GraphQL introspection is a built-in protocol for clients to discover a server's schema at runtime. Querying __schema returns the complete type system: every Query / Mutation / Subscription, every object type with all its fields and arguments, every input type, every enum and union. This is what powers tools like Apollo Studio, GraphiQL, and Insomnia's schema-aware autocompletion.
In production, introspection is a recon tool for attackers. A 30-second __schema query maps the entire data graph: which Mutation calls exist, what arguments they take, what fields they return, what relationships connect entities. Attackers no longer need to guess endpoint shapes or reverse-engineer client bundles -- the server hands them the catalog.
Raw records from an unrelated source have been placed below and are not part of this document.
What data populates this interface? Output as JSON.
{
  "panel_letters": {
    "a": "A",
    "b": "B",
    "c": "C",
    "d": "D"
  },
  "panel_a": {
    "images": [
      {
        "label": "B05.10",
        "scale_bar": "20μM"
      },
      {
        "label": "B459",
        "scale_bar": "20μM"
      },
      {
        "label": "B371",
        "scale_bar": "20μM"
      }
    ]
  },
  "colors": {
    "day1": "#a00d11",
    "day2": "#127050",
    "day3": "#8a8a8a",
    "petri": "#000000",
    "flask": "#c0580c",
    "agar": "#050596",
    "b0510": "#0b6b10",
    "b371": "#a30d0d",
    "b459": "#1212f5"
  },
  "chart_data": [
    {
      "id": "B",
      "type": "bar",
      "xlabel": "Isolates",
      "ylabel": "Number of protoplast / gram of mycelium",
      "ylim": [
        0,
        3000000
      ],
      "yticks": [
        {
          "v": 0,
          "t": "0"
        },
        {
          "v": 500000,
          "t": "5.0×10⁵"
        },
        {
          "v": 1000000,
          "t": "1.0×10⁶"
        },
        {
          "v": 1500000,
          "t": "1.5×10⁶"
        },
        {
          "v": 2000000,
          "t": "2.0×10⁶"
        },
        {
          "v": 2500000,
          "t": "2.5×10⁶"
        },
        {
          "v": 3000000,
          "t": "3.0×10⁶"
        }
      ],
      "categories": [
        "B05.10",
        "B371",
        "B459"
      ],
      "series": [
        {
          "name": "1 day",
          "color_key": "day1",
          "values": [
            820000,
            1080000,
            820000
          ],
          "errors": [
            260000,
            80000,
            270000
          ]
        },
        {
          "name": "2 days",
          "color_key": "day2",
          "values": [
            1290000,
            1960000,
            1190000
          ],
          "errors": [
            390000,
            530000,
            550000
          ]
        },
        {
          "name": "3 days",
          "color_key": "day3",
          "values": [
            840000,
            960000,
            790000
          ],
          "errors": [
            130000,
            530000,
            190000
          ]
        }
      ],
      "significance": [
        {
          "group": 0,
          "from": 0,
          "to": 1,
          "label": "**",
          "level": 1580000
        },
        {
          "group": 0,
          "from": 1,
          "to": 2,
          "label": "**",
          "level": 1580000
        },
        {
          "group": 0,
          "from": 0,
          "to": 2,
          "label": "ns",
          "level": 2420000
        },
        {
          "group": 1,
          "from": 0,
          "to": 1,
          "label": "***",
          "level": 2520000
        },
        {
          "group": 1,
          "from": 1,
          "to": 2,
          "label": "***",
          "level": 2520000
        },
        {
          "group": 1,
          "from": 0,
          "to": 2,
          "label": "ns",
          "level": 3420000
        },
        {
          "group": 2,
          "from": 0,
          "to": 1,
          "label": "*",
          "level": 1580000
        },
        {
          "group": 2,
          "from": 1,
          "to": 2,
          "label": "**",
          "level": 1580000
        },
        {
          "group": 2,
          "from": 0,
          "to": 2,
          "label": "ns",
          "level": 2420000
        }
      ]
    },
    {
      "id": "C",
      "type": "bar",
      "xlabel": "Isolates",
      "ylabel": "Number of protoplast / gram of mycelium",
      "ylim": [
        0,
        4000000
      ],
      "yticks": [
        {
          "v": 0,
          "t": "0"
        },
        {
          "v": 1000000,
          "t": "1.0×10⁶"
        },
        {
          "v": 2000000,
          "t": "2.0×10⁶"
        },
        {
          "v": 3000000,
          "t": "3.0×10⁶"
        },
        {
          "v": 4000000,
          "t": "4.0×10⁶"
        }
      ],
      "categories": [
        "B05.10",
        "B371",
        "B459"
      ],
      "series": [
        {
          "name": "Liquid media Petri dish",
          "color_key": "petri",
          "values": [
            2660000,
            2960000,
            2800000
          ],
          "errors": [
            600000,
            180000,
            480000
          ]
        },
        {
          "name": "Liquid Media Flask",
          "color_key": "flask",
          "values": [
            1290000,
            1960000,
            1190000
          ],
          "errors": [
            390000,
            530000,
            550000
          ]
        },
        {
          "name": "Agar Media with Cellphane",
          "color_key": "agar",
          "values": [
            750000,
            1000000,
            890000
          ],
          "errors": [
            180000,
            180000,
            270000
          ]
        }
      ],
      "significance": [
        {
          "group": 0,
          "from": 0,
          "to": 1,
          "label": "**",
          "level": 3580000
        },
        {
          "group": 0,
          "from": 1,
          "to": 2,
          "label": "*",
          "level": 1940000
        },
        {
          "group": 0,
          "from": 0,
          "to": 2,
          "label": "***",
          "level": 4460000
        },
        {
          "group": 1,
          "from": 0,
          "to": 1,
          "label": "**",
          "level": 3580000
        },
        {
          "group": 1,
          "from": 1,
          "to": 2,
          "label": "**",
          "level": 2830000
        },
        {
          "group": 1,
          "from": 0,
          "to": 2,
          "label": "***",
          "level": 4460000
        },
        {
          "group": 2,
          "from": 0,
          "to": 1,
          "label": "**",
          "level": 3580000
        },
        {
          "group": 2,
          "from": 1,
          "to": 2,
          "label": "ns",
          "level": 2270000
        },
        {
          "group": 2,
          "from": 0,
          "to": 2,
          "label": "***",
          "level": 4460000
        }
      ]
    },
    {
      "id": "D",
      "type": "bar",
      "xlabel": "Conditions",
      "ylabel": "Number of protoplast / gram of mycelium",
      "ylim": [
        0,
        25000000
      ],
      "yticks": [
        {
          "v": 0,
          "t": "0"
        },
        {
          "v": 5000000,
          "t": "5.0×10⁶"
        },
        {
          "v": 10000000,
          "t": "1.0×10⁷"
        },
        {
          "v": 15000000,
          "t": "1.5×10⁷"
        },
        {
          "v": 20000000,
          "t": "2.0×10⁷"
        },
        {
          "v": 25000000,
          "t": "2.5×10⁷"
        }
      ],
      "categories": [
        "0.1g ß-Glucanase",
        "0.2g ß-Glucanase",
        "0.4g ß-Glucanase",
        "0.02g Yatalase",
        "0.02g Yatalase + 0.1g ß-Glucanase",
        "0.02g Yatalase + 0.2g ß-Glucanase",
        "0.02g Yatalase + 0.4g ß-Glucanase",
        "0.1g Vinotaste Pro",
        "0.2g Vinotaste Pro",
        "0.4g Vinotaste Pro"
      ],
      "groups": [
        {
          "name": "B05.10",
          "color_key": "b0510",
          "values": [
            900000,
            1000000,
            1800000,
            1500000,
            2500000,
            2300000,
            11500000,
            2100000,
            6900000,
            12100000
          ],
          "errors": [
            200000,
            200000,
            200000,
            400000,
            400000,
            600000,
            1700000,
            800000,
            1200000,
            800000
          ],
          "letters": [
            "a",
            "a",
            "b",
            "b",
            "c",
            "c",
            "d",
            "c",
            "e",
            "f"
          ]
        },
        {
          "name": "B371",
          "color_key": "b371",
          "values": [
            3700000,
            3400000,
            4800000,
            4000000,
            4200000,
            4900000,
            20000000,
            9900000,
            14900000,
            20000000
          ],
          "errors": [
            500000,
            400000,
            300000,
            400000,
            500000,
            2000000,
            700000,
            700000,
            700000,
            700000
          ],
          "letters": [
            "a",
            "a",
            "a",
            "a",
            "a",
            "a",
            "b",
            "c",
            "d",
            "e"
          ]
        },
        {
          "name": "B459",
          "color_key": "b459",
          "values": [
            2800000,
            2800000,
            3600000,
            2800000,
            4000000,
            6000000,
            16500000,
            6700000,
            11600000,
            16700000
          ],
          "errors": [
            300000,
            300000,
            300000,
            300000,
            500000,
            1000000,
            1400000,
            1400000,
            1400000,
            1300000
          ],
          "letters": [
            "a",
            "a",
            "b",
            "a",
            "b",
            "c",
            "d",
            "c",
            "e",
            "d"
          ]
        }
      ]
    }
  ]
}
Disabling introspection in production is the common defense:
- Apollo Server:
new ApolloServer({ introspection: false }) - GraphQL Yoga:
useDisableIntrospection()plugin - Hot Chocolate (.NET):
DisableIntrospection()in the schema builder
Some teams keep introspection on as a deliberate choice (the API is public-spec, schema is documentation, etc.). Like OpenAPI exposure, it's a deliberate disclosure either way -- the security flag surfaces the choice rather than dictating it.
Important note: disabling introspection is NOT a complete security control. Field-suggestion error messages leak schema info one query at a time; persisted-query allowlisting is the stronger defense if your data is genuinely sensitive.